Buffo come battute simili gli uscissero con tanta facilità in sua presenza, specialmente in situazioni serie come quella. Ma più che essere fattore di ilarità, sembravano un patetico tentativo di nascondere ironicamente quanta fatica gli costassero. Però era innegabile, e spaventosamente sconcertante, riconoscere che il suo filtro cervello-bocca veniva mutilato di fronte a quel sorriso sporco di salsa rossastra. Allo stesso modo, era disturbante rendersi conto, solo successivamente, di come la sua frase ricalcasse ciò che un tempo si era sentito dire da Seokjin. Cercò di non farci caso, concentrando i suoi sforzi nell'abbassare le sue difese e renderne l'altro partecipe.
"Ah, non c'è problema. L'ho capito che sei riservato di natura e non voglio che tu ti senta sotto interrogatorio. Io non ho fretta, davvero."
"Hoseok, se te lo dico è perché difficilmente mi sentirai blaterare qualcosa di mia iniziativa", forse era stato precipitoso, soprattutto in confronto a poco prima; aveva sempre l'impressione di tirare troppo la corda quando le sue maniere brusche riemergevano prepotenti. Ma è così che si erano conosciuti e non aveva senso pensare proprio ora a quanto il tutto fosse la sagra dell'incoerenza.
"D'accordo", Yoongi ebbe un istante di pentimento nel vedere la prontezza con cui l'altro aveva colto la palla al balzo, "in effetti c'è una sola cosa che vorrei sapere... ma sentiti liberissimo di non rispondere. Ho potuto notare che in casa non hai alcuna foto né mi hai mai parlato della tua famiglia."
La sicurezza che Hoseok aveva dimostrato si inabissò non appena ebbe chiuso bocca. Apprezzava, ed era riduttivo usare quel termine, il modo in cui Yoongi bene o male si fosse fidato di lui tanto da lasciargli carta bianca. Ora però, vedendolo tacere e guardarsi intorno, sperò di non essersi dato un'enorme zappa sui piedi. Confidò con tutte le sue forze che quei mesi passati dal fatidico incontro al bar contassero qualcosa e non fossero andati totalmente sprecati. Poi, finalmente, Yoongi parlò.

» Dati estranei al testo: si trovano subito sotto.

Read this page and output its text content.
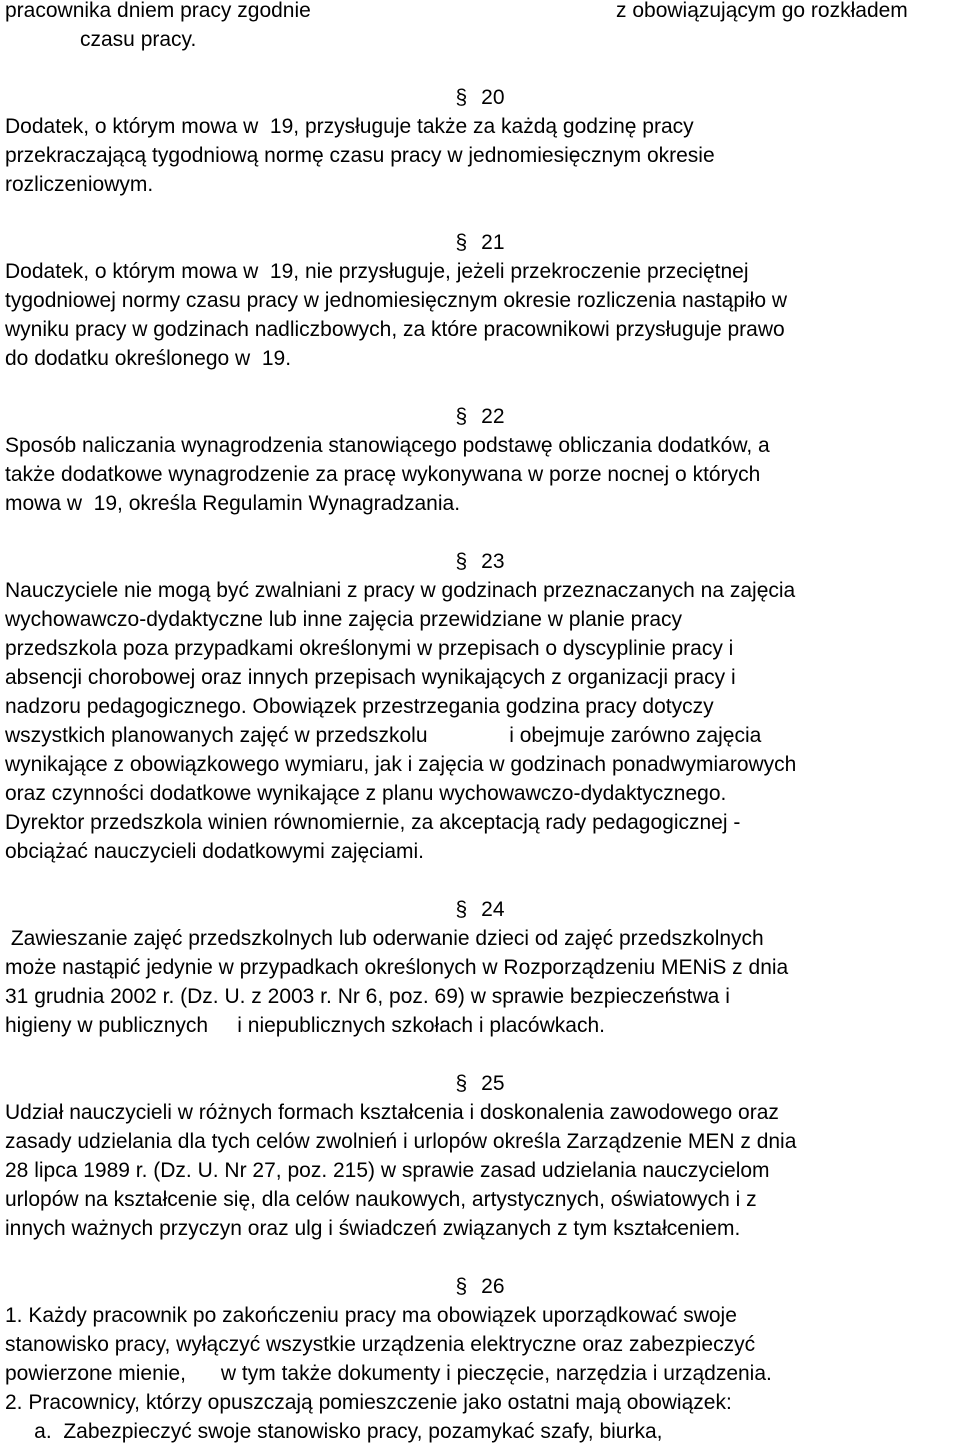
pracownika dniem pracy zgodnie	z obowiązującym go rozkładem
czasu pracy.
§ 20
Dodatek, o którym mowa w  19, przysługuje także za każdą godzinę pracy
przekraczającą tygodniową normę czasu pracy w jednomiesięcznym okresie
rozliczeniowym.
§ 21
Dodatek, o którym mowa w  19, nie przysługuje, jeżeli przekroczenie przeciętnej
tygodniowej normy czasu pracy w jednomiesięcznym okresie rozliczenia nastąpiło w
wyniku pracy w godzinach nadliczbowych, za które pracownikowi przysługuje prawo
do dodatku określonego w  19.
§ 22
Sposób naliczania wynagrodzenia stanowiącego podstawę obliczania dodatków, a
także dodatkowe wynagrodzenie za pracę wykonywana w porze nocnej o których
mowa w  19, określa Regulamin Wynagradzania.
§ 23
Nauczyciele nie mogą być zwalniani z pracy w godzinach przeznaczanych na zajęcia
wychowawczo-dydaktyczne lub inne zajęcia przewidziane w planie pracy
przedszkola poza przypadkami określonymi w przepisach o dyscyplinie pracy i
absencji chorobowej oraz innych przepisach wynikających z organizacji pracy i
nadzoru pedagogicznego. Obowiązek przestrzegania godzina pracy dotyczy
wszystkich planowanych zajęć w przedszkolu              i obejmuje zarówno zajęcia
wynikające z obowiązkowego wymiaru, jak i zajęcia w godzinach ponadwymiarowych
oraz czynności dodatkowe wynikające z planu wychowawczo-dydaktycznego.
Dyrektor przedszkola winien równomiernie, za akceptacją rady pedagogicznej -
obciążać nauczycieli dodatkowymi zajęciami.
§ 24
Zawieszanie zajęć przedszkolnych lub oderwanie dzieci od zajęć przedszkolnych
może nastąpić jedynie w przypadkach określonych w Rozporządzeniu MENiS z dnia
31 grudnia 2002 r. (Dz. U. z 2003 r. Nr 6, poz. 69) w sprawie bezpieczeństwa i
higieny w publicznych     i niepublicznych szkołach i placówkach.
§ 25
Udział nauczycieli w różnych formach kształcenia i doskonalenia zawodowego oraz
zasady udzielania dla tych celów zwolnień i urlopów określa Zarządzenie MEN z dnia
28 lipca 1989 r. (Dz. U. Nr 27, poz. 215) w sprawie zasad udzielania nauczycielom
urlopów na kształcenie się, dla celów naukowych, artystycznych, oświatowych i z
innych ważnych przyczyn oraz ulg i świadczeń związanych z tym kształceniem.
§ 26
1. Każdy pracownik po zakończeniu pracy ma obowiązek uporządkować swoje
stanowisko pracy, wyłączyć wszystkie urządzenia elektryczne oraz zabezpieczyć
powierzone mienie,      w tym także dokumenty i pieczęcie, narzędzia i urządzenia.
2. Pracownicy, którzy opuszczają pomieszczenie jako ostatni mają obowiązek:
a.  Zabezpieczyć swoje stanowisko pracy, pozamykać szafy, biurka,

"Non tiro fuori il discorso perché non ho una famiglia", la testa di Yoongi era ancora rivolta verso un punto lontano, torta a tal punto che Hoseok poteva solo intuire il profilo del suo naso, "vedo le cornici in questa casa e sono piene di ricordi ma non posso dire lo stesso della mia."
Si voltò a guardare Hoseok che, di fronte a quelle iridi infuocate, si sentì impotente e, strano ma vero, deliziosamente turbato.

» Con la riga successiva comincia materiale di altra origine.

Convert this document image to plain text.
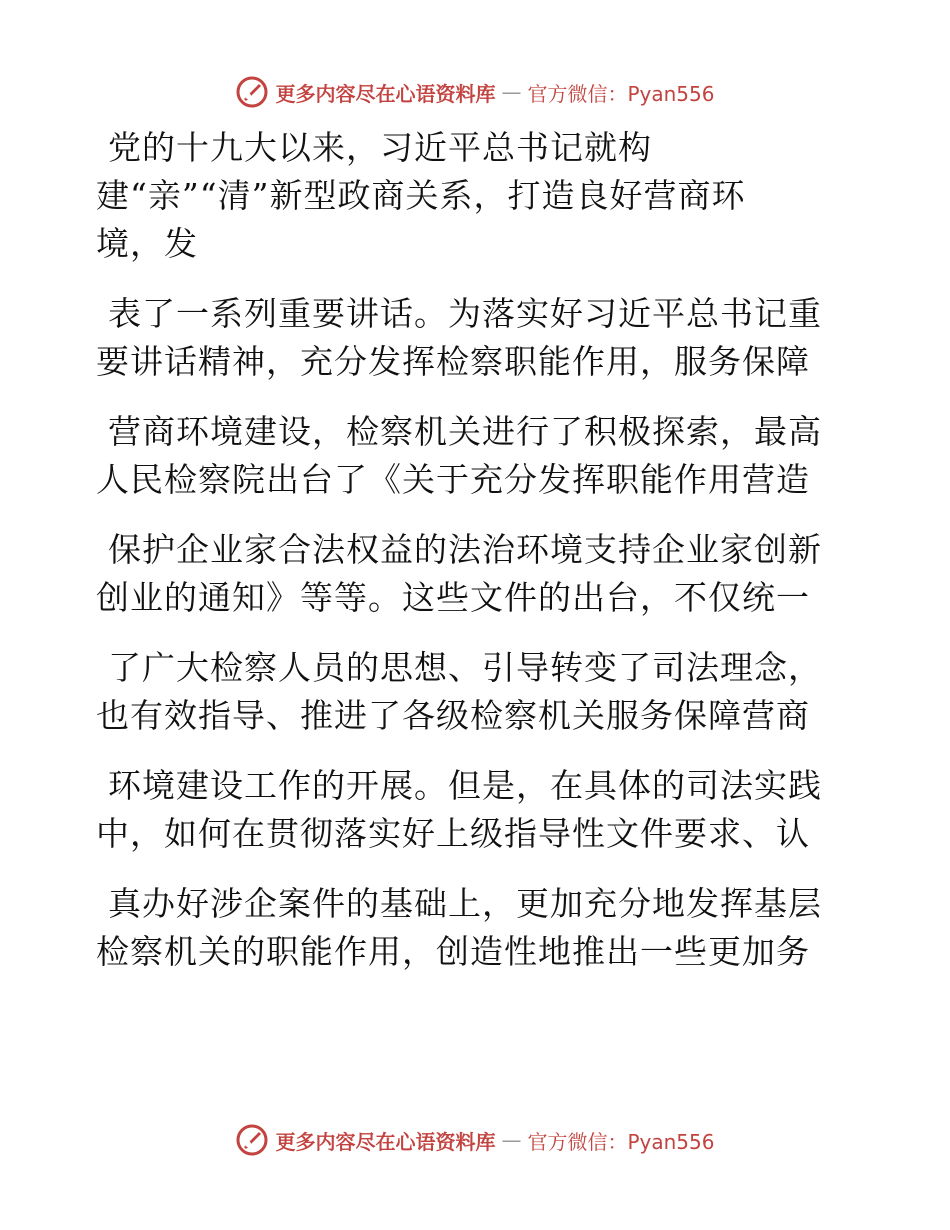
更多内容尽在心语资料库 — 官方微信：Pyan556
党的十九大以来，习近平总书记就构
建“亲”“清”新型政商关系，打造良好营商环
境，发
表了一系列重要讲话。为落实好习近平总书记重
要讲话精神，充分发挥检察职能作用，服务保障
营商环境建设，检察机关进行了积极探索，最高
人民检察院出台了《关于充分发挥职能作用营造
保护企业家合法权益的法治环境支持企业家创新
创业的通知》等等。这些文件的出台，不仅统一
了广大检察人员的思想、引导转变了司法理念，
也有效指导、推进了各级检察机关服务保障营商
环境建设工作的开展。但是，在具体的司法实践
中，如何在贯彻落实好上级指导性文件要求、认
真办好涉企案件的基础上，更加充分地发挥基层
检察机关的职能作用，创造性地推出一些更加务
更多内容尽在心语资料库 — 官方微信：Pyan556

"Mia madre è morta per delle complicanze avvenute dopo il parto e mio padre se ne è andato quando, a parere suo, ero abbastanza autosufficiente."
Hoseok, in quel momento, era dannatamente vicino al sentirsi male e al desiderare di poter tornare indietro nel tempo. Non riusciva a capacitarsi di come fosse possibile mostrare tanta disinvoltura nel dire cose del genere e la sua faccia doveva essere piuttosto sconvolta da lasciarlo trasparire.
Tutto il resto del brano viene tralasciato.